By a Newsnet reporter
Voters in Scotland do not trust any of the three main UK parties to deliver their promises of more powers in the event of a No vote in September’s independence referendum.
A survey carried out by Panelbase has found that where voters give a view, most do not believe promises of more powers given by Labour, the Conservatives or the Lib Dems.
When asked, “If the UK parties do make pledges regarding further devolution in the event of a No vote, do you trust them to deliver on those pledges?”
- 42% said they did not trust Labour to honour their more powers promises, 28% trusted the party. Nearly one third (30%) did not know.
- 61% said they did not trust the Conservatives, against only 16% who trusted David Cameron’s party to honour its pledge. Less than a quarter (23%) said they did not know.
- 57% said they did not trust the Lib Dems to deliver more powers against 16% who did. Just over one quarter (27%) said they did not know.
When asked if they believed the extra powers being offered by the three main Unionist parties would match their own expectations, there was a similar pattern with more people saying they did not believe the new powers would match what they believed the Scottish Parliament should have.
- Only 13% thought the Conservatives would offer enough new powers, 48% said they would not offer enough and 39% did not know.
- 23% thought Labour would offer enough new powers, 34% said they would not and 43% did not know.
- 13% said they believed the Lib Dems would offer enough new powers, 42% said they would not and 44% did not know.
The survey results will prove a sobering reminder to pro-Union strategists as they struggle with just how much to offer Scots in an attempt at luring them away from the increasingly appealing opportunities being offered by a Yes vote. However there is sure to be concern at the level of distrust felt by many voters who appear simply not to trust London based parties to deliver on their promises.
On Thursday Newsnet Scotland published results of the latest poll on support for independence which showed Yes had closed the gap to just five points. According to our survey, 40% now backed Yes, 45% backed No and 15% were yet to decide.

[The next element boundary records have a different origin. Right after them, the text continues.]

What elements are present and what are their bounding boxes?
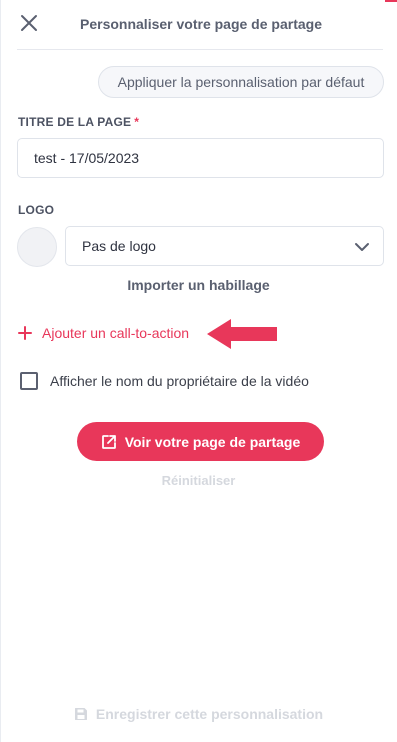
import-skin-link[interactable]: Importer un habillage	[0, 277, 397, 293]
add-cta-link[interactable]: Ajouter un call-to-action	[18, 323, 189, 343]
close-button[interactable]	[18, 12, 40, 34]
view-share-page-button[interactable]: Voir votre page de partage	[77, 422, 324, 461]
add-cta-label: Ajouter un call-to-action	[42, 325, 190, 341]
page-title-label-text: TITRE DE LA PAGE	[18, 115, 132, 129]
plus-icon	[18, 326, 32, 340]
show-owner-label: Afficher le nom du propriétaire de la vi…	[50, 373, 309, 389]
panel-left-border	[0, 0, 1, 742]
page-title-label: TITRE DE LA PAGE *	[18, 115, 139, 129]
show-owner-checkbox[interactable]	[20, 372, 38, 390]
external-link-icon	[101, 434, 116, 449]
view-share-page-label: Voir votre page de partage	[124, 433, 301, 450]
page-title-input[interactable]	[17, 138, 384, 178]
reset-link[interactable]: Réinitialiser	[0, 473, 397, 488]
logo-label: LOGO	[18, 203, 55, 217]
logo-select[interactable]: Pas de logo	[65, 226, 384, 266]
panel-header: Personnaliser votre page de partage	[0, 0, 397, 50]
chevron-down-icon	[355, 243, 369, 251]
save-icon	[74, 708, 87, 720]
annotation-arrow-icon	[207, 319, 277, 349]
logo-select-value: Pas de logo	[82, 238, 156, 254]
logo-preview	[17, 227, 57, 267]
panel-title: Personnaliser votre page de partage	[80, 16, 322, 32]
apply-default-button[interactable]: Appliquer la personnalisation par défaut	[98, 66, 384, 98]
close-icon	[21, 15, 37, 31]
show-owner-option[interactable]: Afficher le nom du propriétaire de la vi…	[20, 372, 309, 390]
save-customization-button[interactable]: Enregistrer cette personnalisation	[0, 706, 397, 722]
save-customization-label: Enregistrer cette personnalisation	[95, 706, 324, 722]
header-divider	[17, 49, 383, 50]
required-mark: *	[134, 115, 140, 129]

Publication of the survey results coincide with this weekend’s Scottish Labour conference and the announcement of new powers by Johann Lamont’s party should Scots vote No in the independence referendum.

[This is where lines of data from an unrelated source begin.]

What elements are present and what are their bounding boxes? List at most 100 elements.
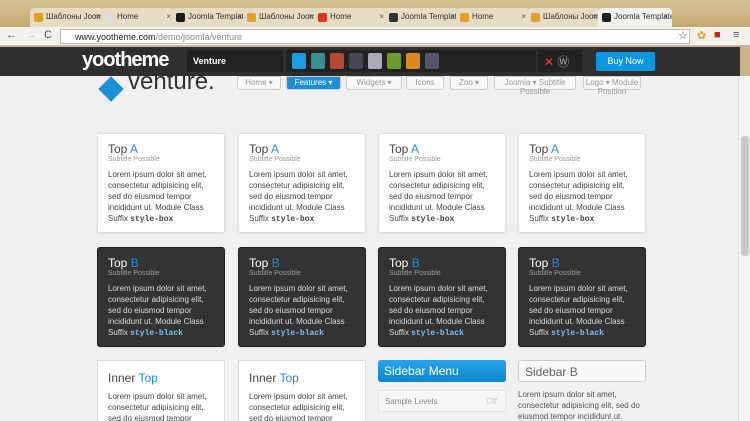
card-body: Lorem ipsum dolor sit amet, consectetur …: [108, 169, 214, 225]
tab[interactable]: Joomla Templates ×: [598, 8, 672, 27]
card-title-accent: A: [551, 142, 560, 156]
card-title-text: Top: [529, 256, 549, 270]
card-class-suffix: style-black: [411, 329, 464, 338]
tab[interactable]: Home ×: [456, 8, 530, 27]
card-title: Top B: [249, 256, 355, 270]
module-card-style-box: Top A Subtitle Possible Lorem ipsum dolor …: [518, 133, 646, 233]
tab-favicon-icon: [247, 13, 256, 22]
card-title-text: Top: [249, 256, 269, 270]
card-title-accent: A: [130, 142, 139, 156]
inner-title: Inner Top: [249, 371, 355, 385]
theme-select[interactable]: Venture: [187, 50, 283, 72]
cms-switch[interactable]: ✕ Ⓦ: [538, 50, 582, 72]
joomla-icon[interactable]: ✕: [544, 55, 554, 69]
color-swatch[interactable]: [368, 53, 382, 69]
card-title-accent: A: [411, 142, 420, 156]
tab[interactable]: Home ×: [101, 8, 175, 27]
url-host: www.yootheme.com: [75, 32, 156, 42]
card-subtitle: Subtitle Possible: [529, 270, 581, 277]
card-body: Lorem ipsum dolor sit amet, consectetur …: [249, 169, 355, 225]
tab[interactable]: Шаблоны Joomla ×: [527, 8, 601, 27]
buy-now-button[interactable]: Buy Now: [596, 52, 655, 71]
close-tab-icon[interactable]: ×: [521, 12, 526, 21]
color-swatch[interactable]: [349, 53, 363, 69]
inner-title-text: Inner: [249, 371, 277, 385]
card-subtitle: Subtitle Possible: [389, 270, 441, 277]
card-body: Lorem ipsum dolor sit amet, consectetur …: [389, 169, 495, 225]
card-title: Top B: [389, 256, 495, 270]
menu-icon[interactable]: ≡: [733, 29, 739, 41]
module-card-style-black: Top B Subtitle Possible Lorem ipsum dolor …: [518, 247, 646, 347]
tab[interactable]: Home ×: [314, 8, 388, 27]
close-tab-icon[interactable]: ×: [166, 12, 171, 21]
nav-menu-item[interactable]: Features ▾: [286, 76, 341, 90]
card-title-accent: A: [271, 142, 280, 156]
card-body: Lorem ipsum dolor sit amet, consectetur …: [389, 283, 495, 339]
forward-icon[interactable]: →: [26, 29, 37, 41]
inner-top-module: Inner Top Lorem ipsum dolor sit amet, con…: [238, 360, 366, 421]
tab[interactable]: Шаблоны Joomla ×: [30, 8, 104, 27]
extension-icon[interactable]: ✿: [697, 29, 706, 42]
tab-label: Home: [117, 12, 139, 21]
toggle-off[interactable]: Off: [486, 397, 497, 406]
tab[interactable]: Joomla Templates ×: [172, 8, 246, 27]
tab-favicon-icon: [602, 13, 611, 22]
inner-body: Lorem ipsum dolor sit amet, consectetur …: [249, 392, 348, 421]
tab[interactable]: Joomla Templates ×: [385, 8, 459, 27]
color-swatch[interactable]: [292, 53, 306, 69]
close-tab-icon[interactable]: ×: [450, 12, 455, 21]
sidebar-menu-item[interactable]: Sample Levels Off: [378, 390, 506, 412]
card-body: Lorem ipsum dolor sit amet, consectetur …: [529, 169, 635, 225]
card-subtitle: Subtitle Possible: [249, 270, 301, 277]
card-title-text: Top: [108, 142, 128, 156]
color-swatches: [286, 50, 536, 72]
tab-favicon-icon: [389, 13, 398, 22]
color-swatch[interactable]: [387, 53, 401, 69]
card-subtitle: Subtitle Possible: [249, 156, 301, 163]
card-body: Lorem ipsum dolor sit amet, consectetur …: [249, 283, 355, 339]
nav-menu-item[interactable]: Joomla ▾ Subtitle Possible: [494, 76, 576, 96]
color-swatch[interactable]: [311, 53, 325, 69]
venture-logo-icon: [98, 76, 124, 102]
card-title: Top A: [108, 142, 214, 156]
url-input[interactable]: www.yootheme.com/demo/joomla/venture: [60, 29, 690, 44]
reload-icon[interactable]: C: [44, 29, 52, 41]
close-tab-icon[interactable]: ×: [379, 12, 384, 21]
wordpress-icon[interactable]: Ⓦ: [557, 55, 569, 69]
card-body: Lorem ipsum dolor sit amet, consectetur …: [529, 283, 635, 339]
tab-favicon-icon: [318, 13, 327, 22]
nav-menu-item[interactable]: Zoo ▾: [450, 76, 488, 90]
bookmark-star-icon[interactable]: ☆: [678, 29, 688, 42]
tab[interactable]: Шаблоны Joomla ×: [243, 8, 317, 27]
module-card-style-black: Top B Subtitle Possible Lorem ipsum dolor …: [238, 247, 366, 347]
back-icon[interactable]: ←: [6, 29, 17, 41]
card-class-suffix: style-box: [411, 215, 455, 224]
scrollbar[interactable]: [738, 76, 750, 421]
nav-menu-item[interactable]: Icons: [406, 76, 444, 90]
card-title-text: Top: [389, 256, 409, 270]
close-tab-icon[interactable]: ×: [95, 12, 100, 21]
card-title: Top A: [249, 142, 355, 156]
card-subtitle: Subtitle Possible: [389, 156, 441, 163]
tab-favicon-icon: [176, 13, 185, 22]
close-tab-icon[interactable]: ×: [237, 12, 242, 21]
tab-label: Home: [330, 12, 352, 21]
card-title-text: Top: [529, 142, 549, 156]
extension-red-icon[interactable]: ■: [714, 29, 721, 41]
color-swatch[interactable]: [425, 53, 439, 69]
close-tab-icon[interactable]: ×: [592, 12, 597, 21]
color-swatch[interactable]: [330, 53, 344, 69]
nav-menu-item[interactable]: Logo ▾ Module Position: [583, 76, 641, 96]
card-subtitle: Subtitle Possible: [529, 156, 581, 163]
close-tab-icon[interactable]: ×: [663, 12, 668, 21]
nav-menu-item[interactable]: Widgets ▾: [346, 76, 402, 90]
card-title-text: Top: [249, 142, 269, 156]
site-brand: venture.: [128, 76, 215, 95]
sidebar-b-header: Sidebar B: [518, 360, 646, 382]
sidebar-menu-header: Sidebar Menu: [378, 360, 506, 382]
card-body: Lorem ipsum dolor sit amet, consectetur …: [108, 283, 214, 339]
nav-menu-item[interactable]: Home ▾: [237, 76, 281, 90]
close-tab-icon[interactable]: ×: [308, 12, 313, 21]
color-swatch[interactable]: [406, 53, 420, 69]
scrollbar-thumb[interactable]: [741, 136, 749, 256]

However the plans, which Labour has claimed will give Holyrood control over forty per cent of tax powers, has been embroiled in controversy with experts accusing Labour of exaggerating the figure. Think tank Reform Scotland has produced its own analysis which it says shows Labour’s package will increase the amount of tax controlled by Holyrood to 26% and not the 40% claimed.
In a TV interview on the BBC, when confronted over the dispute between Reform Scotland and her party, the Scottish Labour leader initially appeared to accept her party’s figure of 40% was inaccurate.
Challenged that the figure was “not forty per cent of taxation, it is forty per cent of revenue”, Johann Lamont replied “sure, sure”. However the MSP later backtracked and insisted the reform Scotland analysis was wrong.
The spat is awkward for Labour MSP Duncan McNeil who is a member of Reform Scotland’s Devo-Plus group, which is calling for extra powers beyond that being offered by his own party.
The row over the extent of her party’s tax proposals follows two shambolic TV appearances by Ms Lamont in which the Scottish Labour leader appeared not to understand some of the key implications contained in her party’s plans for more devolution.
[Newsnet Scotland last night passed our full survey tables to BBC Scotland’s Good Morning Scotland, and its two presenters Isabel Fraser and Bill Whiteford.]